After reading this useful post, I thought I would take a few minutes and enable entitlements on my current Mac App project, just to see how it went.

Entitlements Screen Shot

I thought I’d take a minute and blog about what I learned, both so I remember the next time I want to do this, and because I didn’t find any resources out there that explained some of this, so I had to do trial-and-error on some of it.  (Specifically, I only got one Google hit for “com.apple.security.temporary-exception.files.home-relative-path.read-only”, and that was the Sandboxing guide, which tells you what it’s for, but nothing about how to actually use it).

Turning on entitlements is pretty easy, just hit the “Enable Entitlements” checkbox on the project summary tab in Xcode 4.1.

Then hit ‘Build’ to make the Entitlements file, and as a bonus you get to find out if you have the right signing certificates set up to sign Mac apps (I didn’t, but that’s another post).  Once you get your signing stuff set up and it builds once, you can open up the Entitlements file from the Project Navigator:

Entitelments PList

 

 

 

The first two things in this list were put in there automatically, because I checked “Enable App Sandboxing” and “Read/Write Access”.

Note 1: Once you check “Enable App Sandboxing”, then NSHomeDirectory() returns a sandbox directory instead of the user’s actual $HOME, which is a bummer for this App, because I need to interact with Dropbox, whose config files live under the users $HOME.

Note 2:The “user-selected.read-write” means that if you pop up an NSOpenPanel, that you are allowed to read and write whatever the user picks. However, if, like in this App, you expect to be able to access those files on later runs, you don’t appear to be able to.

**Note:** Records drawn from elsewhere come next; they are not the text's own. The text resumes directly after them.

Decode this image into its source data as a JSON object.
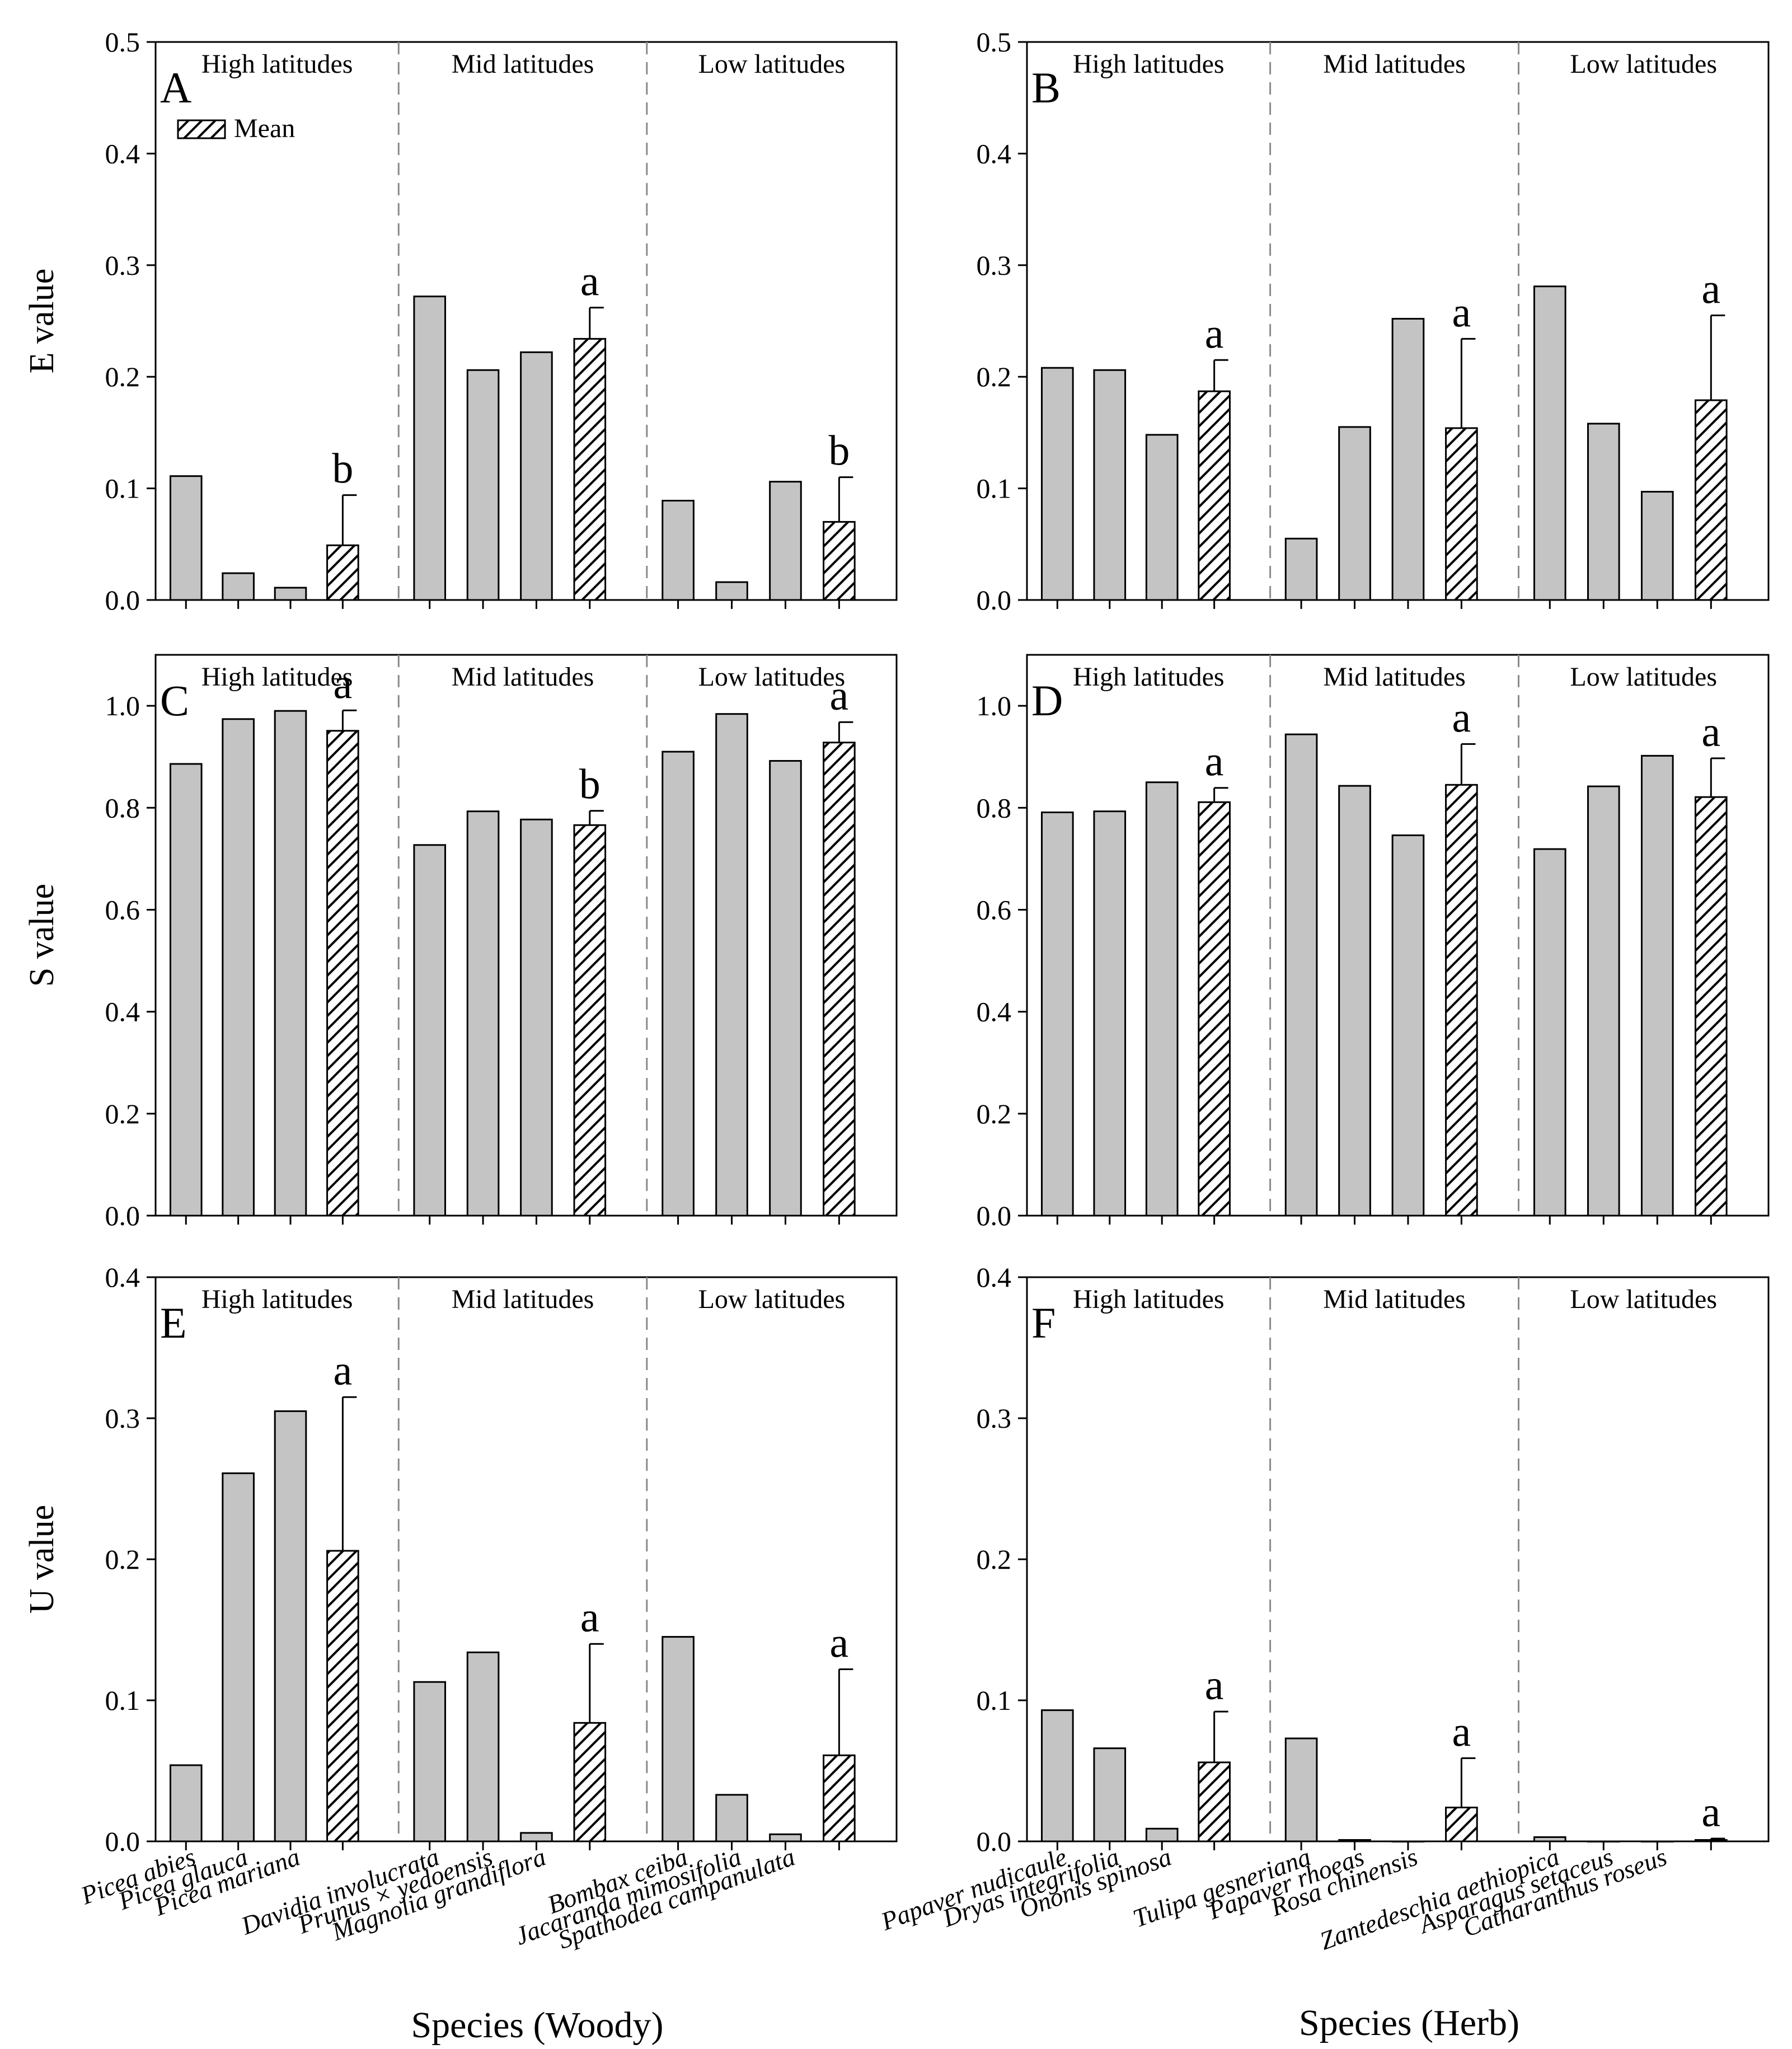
{
  "colors": {
    "bar_fill": "#c4c4c4",
    "mean_fill": "#ffffff",
    "hatch": "#000000",
    "divider": "#8a8a8a"
  },
  "legend_label": "Mean",
  "woody": {
    "xlabel": "Species (Woody)",
    "species": [
      "Picea abies",
      "Picea glauca",
      "Picea mariana",
      "Davidia involucrata",
      "Prunus × yedoensis",
      "Magnolia grandiflora",
      "Bombax ceiba",
      "Jacaranda mimosifolia",
      "Spathodea campanulata"
    ]
  },
  "herb": {
    "xlabel": "Species (Herb)",
    "species": [
      "Papaver nudicaule",
      "Dryas integrifolia",
      "Ononis spinosa",
      "Tulipa gesneriana",
      "Papaver rhoeas",
      "Rosa chinensis",
      "Zantedeschia aethiopica",
      "Asparagus setaceus",
      "Catharanthus roseus"
    ]
  },
  "chart_data": [
    {
      "type": "bar",
      "panel": "A",
      "ylabel": "E value",
      "ylim": [
        0,
        0.5
      ],
      "yticks": [
        "0.0",
        "0.1",
        "0.2",
        "0.3",
        "0.4",
        "0.5"
      ],
      "groups": [
        {
          "name": "High latitudes",
          "values": [
            0.111,
            0.024,
            0.011
          ],
          "mean": 0.049,
          "error": 0.045,
          "letter": "b"
        },
        {
          "name": "Mid latitudes",
          "values": [
            0.272,
            0.206,
            0.222
          ],
          "mean": 0.234,
          "error": 0.028,
          "letter": "a"
        },
        {
          "name": "Low latitudes",
          "values": [
            0.089,
            0.016,
            0.106
          ],
          "mean": 0.07,
          "error": 0.04,
          "letter": "b"
        }
      ]
    },
    {
      "type": "bar",
      "panel": "B",
      "ylabel": "",
      "ylim": [
        0,
        0.5
      ],
      "yticks": [
        "0.0",
        "0.1",
        "0.2",
        "0.3",
        "0.4",
        "0.5"
      ],
      "groups": [
        {
          "name": "High latitudes",
          "values": [
            0.208,
            0.206,
            0.148
          ],
          "mean": 0.187,
          "error": 0.028,
          "letter": "a"
        },
        {
          "name": "Mid latitudes",
          "values": [
            0.055,
            0.155,
            0.252
          ],
          "mean": 0.154,
          "error": 0.08,
          "letter": "a"
        },
        {
          "name": "Low latitudes",
          "values": [
            0.281,
            0.158,
            0.097
          ],
          "mean": 0.179,
          "error": 0.076,
          "letter": "a"
        }
      ]
    },
    {
      "type": "bar",
      "panel": "C",
      "ylabel": "S value",
      "ylim": [
        0,
        1.1
      ],
      "yticks": [
        "0.0",
        "0.2",
        "0.4",
        "0.6",
        "0.8",
        "1.0"
      ],
      "groups": [
        {
          "name": "High latitudes",
          "values": [
            0.886,
            0.974,
            0.99
          ],
          "mean": 0.951,
          "error": 0.04,
          "letter": "a"
        },
        {
          "name": "Mid latitudes",
          "values": [
            0.727,
            0.793,
            0.777
          ],
          "mean": 0.766,
          "error": 0.028,
          "letter": "b"
        },
        {
          "name": "Low latitudes",
          "values": [
            0.91,
            0.984,
            0.892
          ],
          "mean": 0.928,
          "error": 0.04,
          "letter": "a"
        }
      ]
    },
    {
      "type": "bar",
      "panel": "D",
      "ylabel": "",
      "ylim": [
        0,
        1.1
      ],
      "yticks": [
        "0.0",
        "0.2",
        "0.4",
        "0.6",
        "0.8",
        "1.0"
      ],
      "groups": [
        {
          "name": "High latitudes",
          "values": [
            0.791,
            0.793,
            0.85
          ],
          "mean": 0.811,
          "error": 0.028,
          "letter": "a"
        },
        {
          "name": "Mid latitudes",
          "values": [
            0.944,
            0.843,
            0.746
          ],
          "mean": 0.845,
          "error": 0.08,
          "letter": "a"
        },
        {
          "name": "Low latitudes",
          "values": [
            0.719,
            0.842,
            0.902
          ],
          "mean": 0.821,
          "error": 0.076,
          "letter": "a"
        }
      ]
    },
    {
      "type": "bar",
      "panel": "E",
      "ylabel": "U value",
      "ylim": [
        0,
        0.4
      ],
      "yticks": [
        "0.0",
        "0.1",
        "0.2",
        "0.3",
        "0.4"
      ],
      "groups": [
        {
          "name": "High latitudes",
          "values": [
            0.054,
            0.261,
            0.305
          ],
          "mean": 0.206,
          "error": 0.109,
          "letter": "a"
        },
        {
          "name": "Mid latitudes",
          "values": [
            0.113,
            0.134,
            0.006
          ],
          "mean": 0.084,
          "error": 0.056,
          "letter": "a"
        },
        {
          "name": "Low latitudes",
          "values": [
            0.145,
            0.033,
            0.005
          ],
          "mean": 0.061,
          "error": 0.061,
          "letter": "a"
        }
      ]
    },
    {
      "type": "bar",
      "panel": "F",
      "ylabel": "",
      "ylim": [
        0,
        0.4
      ],
      "yticks": [
        "0.0",
        "0.1",
        "0.2",
        "0.3",
        "0.4"
      ],
      "groups": [
        {
          "name": "High latitudes",
          "values": [
            0.093,
            0.066,
            0.009
          ],
          "mean": 0.056,
          "error": 0.036,
          "letter": "a"
        },
        {
          "name": "Mid latitudes",
          "values": [
            0.073,
            0.001,
            0.0
          ],
          "mean": 0.024,
          "error": 0.035,
          "letter": "a"
        },
        {
          "name": "Low latitudes",
          "values": [
            0.003,
            0.0,
            0.0
          ],
          "mean": 0.001,
          "error": 0.001,
          "letter": "a"
        }
      ]
    }
  ]
}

[EDIT 2: OK, I’m told perserving access to user-selected files across app restarts is currently not supported. (thanks again to @radian)]

The second two keys of the PList were more complicated, and they’re the main reason I’m writing this.

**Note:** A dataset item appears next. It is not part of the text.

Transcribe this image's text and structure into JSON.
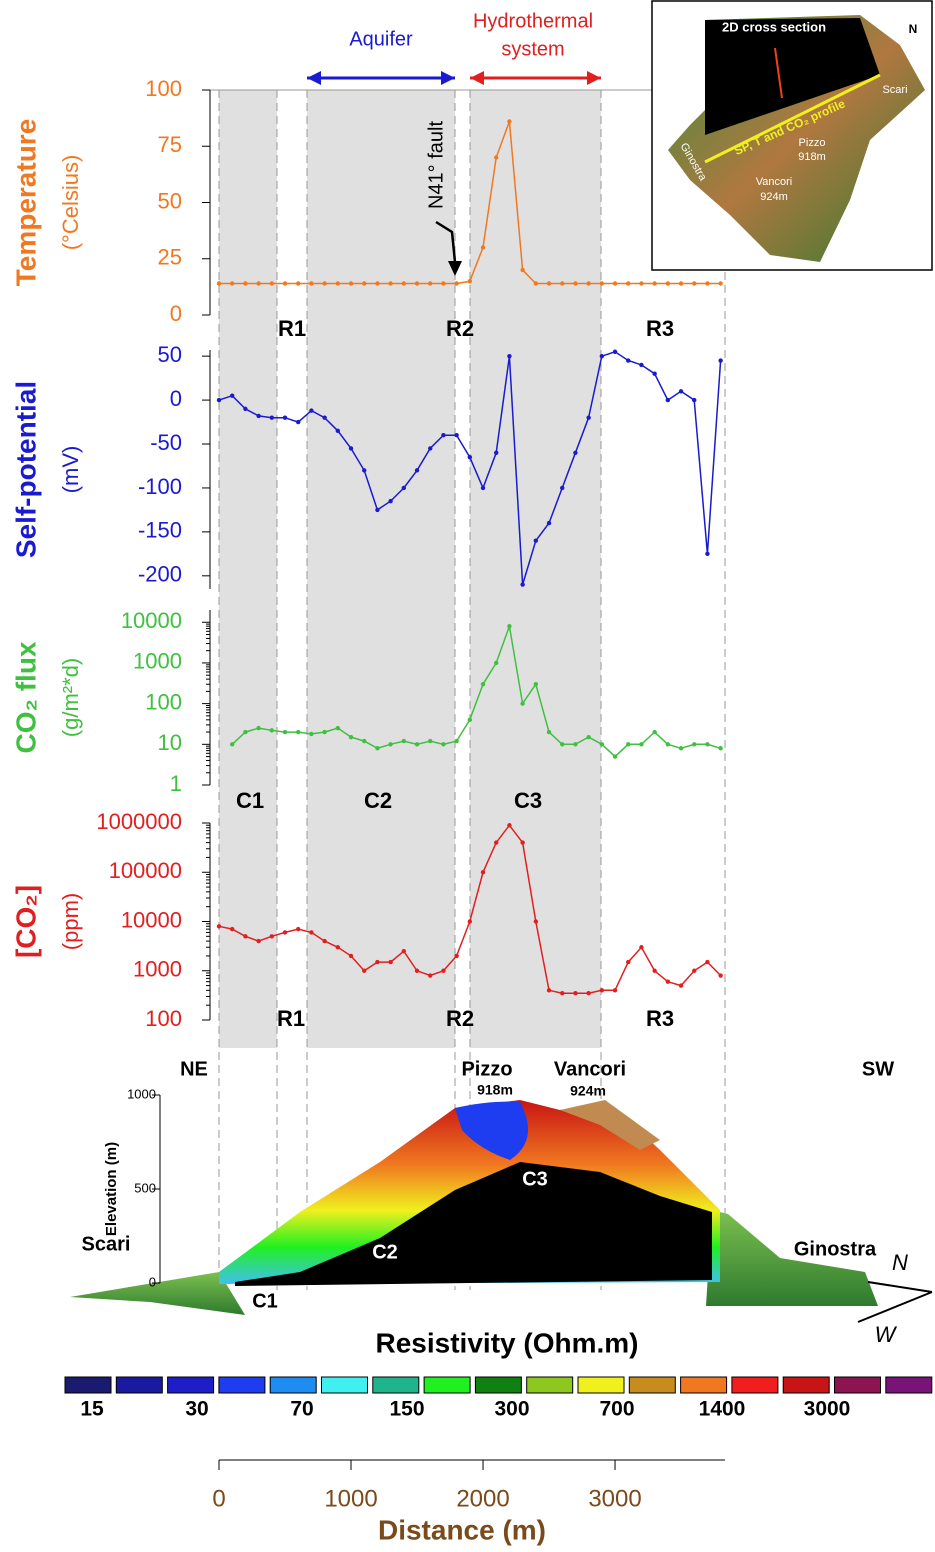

Note 3: The “temporary-exception.files.home-relative-path” stuff is one String per key of files in the user’s home directory that you need to read and/or write (depending on which option you pick). They
MUST
begin with a slash("/") even though the are relative paths.  Omitting the leading slash will cause them not to work.  Second, they have to be files.  You can’t stick a directory name there and expect to be able to write to it.  You have to ennumerate, at compilation time, every file outside your sandbox that you want to read or write.  
EDIT
You CAN put a directory here, but for it to work, you MUST add a trailing slash("/") to the directory name (thanks to @radian, reference here].

I like the idea of sandboxing, and I’ll try to use it on the Apps where it’s feasible.  For trying to integrate with Dropbox, though, it’s just too impractical.

Hopefully, this post might save someone some time in trying to figure out how to create sandbox exceptions in their apps.